Condeno o réu, como sucumbente, a arcar com as custas processuais e honorários do advogado da parte adversa. Fixo honorários em R$1000,00 (um mil reais) para o procurador do requerente.

Transitada em julgado e nada requerido, arquive-se com baixa.
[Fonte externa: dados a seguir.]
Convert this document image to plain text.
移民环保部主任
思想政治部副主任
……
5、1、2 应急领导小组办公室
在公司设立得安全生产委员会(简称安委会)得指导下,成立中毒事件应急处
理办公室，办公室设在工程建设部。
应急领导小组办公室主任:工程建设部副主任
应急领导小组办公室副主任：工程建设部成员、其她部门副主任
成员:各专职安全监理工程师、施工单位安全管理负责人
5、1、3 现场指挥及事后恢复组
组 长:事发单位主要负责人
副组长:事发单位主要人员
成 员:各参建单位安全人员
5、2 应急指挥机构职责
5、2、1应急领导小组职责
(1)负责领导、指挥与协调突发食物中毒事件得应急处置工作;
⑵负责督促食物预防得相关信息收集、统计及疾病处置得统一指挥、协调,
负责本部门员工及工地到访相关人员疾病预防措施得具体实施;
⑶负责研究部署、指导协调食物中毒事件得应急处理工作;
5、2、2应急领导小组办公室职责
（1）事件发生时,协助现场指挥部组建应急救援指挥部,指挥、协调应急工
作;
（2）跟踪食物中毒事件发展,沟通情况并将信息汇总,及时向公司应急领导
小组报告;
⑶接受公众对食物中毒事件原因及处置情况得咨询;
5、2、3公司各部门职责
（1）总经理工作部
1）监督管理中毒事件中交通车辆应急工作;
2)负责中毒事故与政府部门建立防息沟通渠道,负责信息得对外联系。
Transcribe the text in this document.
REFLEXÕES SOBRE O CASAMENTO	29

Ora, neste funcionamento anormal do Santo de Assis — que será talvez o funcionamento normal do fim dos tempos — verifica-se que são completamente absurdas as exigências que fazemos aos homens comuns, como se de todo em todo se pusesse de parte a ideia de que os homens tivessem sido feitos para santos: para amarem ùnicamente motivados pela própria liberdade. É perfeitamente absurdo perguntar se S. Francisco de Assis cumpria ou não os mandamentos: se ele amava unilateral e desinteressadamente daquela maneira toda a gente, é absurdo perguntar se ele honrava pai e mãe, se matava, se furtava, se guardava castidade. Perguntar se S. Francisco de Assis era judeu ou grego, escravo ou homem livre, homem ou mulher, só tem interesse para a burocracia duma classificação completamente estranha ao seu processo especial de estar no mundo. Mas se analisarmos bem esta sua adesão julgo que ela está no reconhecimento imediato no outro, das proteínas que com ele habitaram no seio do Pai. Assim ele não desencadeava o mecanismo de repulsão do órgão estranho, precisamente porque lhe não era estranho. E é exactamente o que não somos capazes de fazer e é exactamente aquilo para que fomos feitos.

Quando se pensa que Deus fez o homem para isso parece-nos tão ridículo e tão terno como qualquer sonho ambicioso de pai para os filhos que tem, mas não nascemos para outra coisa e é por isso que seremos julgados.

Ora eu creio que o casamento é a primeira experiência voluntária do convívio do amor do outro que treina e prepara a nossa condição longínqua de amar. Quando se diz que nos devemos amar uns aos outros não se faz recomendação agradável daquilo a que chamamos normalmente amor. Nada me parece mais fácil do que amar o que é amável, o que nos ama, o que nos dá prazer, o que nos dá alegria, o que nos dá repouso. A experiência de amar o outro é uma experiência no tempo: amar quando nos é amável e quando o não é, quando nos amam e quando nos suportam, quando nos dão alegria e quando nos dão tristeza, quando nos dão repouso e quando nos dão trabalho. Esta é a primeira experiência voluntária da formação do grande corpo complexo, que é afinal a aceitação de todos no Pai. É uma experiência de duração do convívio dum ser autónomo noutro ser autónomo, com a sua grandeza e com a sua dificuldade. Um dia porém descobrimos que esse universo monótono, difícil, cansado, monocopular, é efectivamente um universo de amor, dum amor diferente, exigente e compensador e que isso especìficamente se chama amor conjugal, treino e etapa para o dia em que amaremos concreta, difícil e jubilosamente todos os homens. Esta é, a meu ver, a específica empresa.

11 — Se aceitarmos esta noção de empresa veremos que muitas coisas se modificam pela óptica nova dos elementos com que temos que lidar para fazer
Publique-se. Registre-se. Intimem-se.

Juíza de Direito Dra. Gioconda Fianco Pitt, Núcleo PROGRAM Bancário de Justiça 4.0

Em suas razões de apelo, a parte autora sustenta:

Preliminarmente:

a) o reconhecimento de julgamento extra petita em relação à compensação de valores, de modo que não foi postulado na inicial tal pedido, incorrendo em nulidade a sentença nesse aspecto.

No mérito:

a) a incidência de correção monetária pelo IGP-M, acrescida de juros de mora de 1% ao mês, desde cada desembolso, em relação a repetição do indébito;

b) a majoração dos honorários advocatícios de sucumbência em 20% sobre o valor da causa.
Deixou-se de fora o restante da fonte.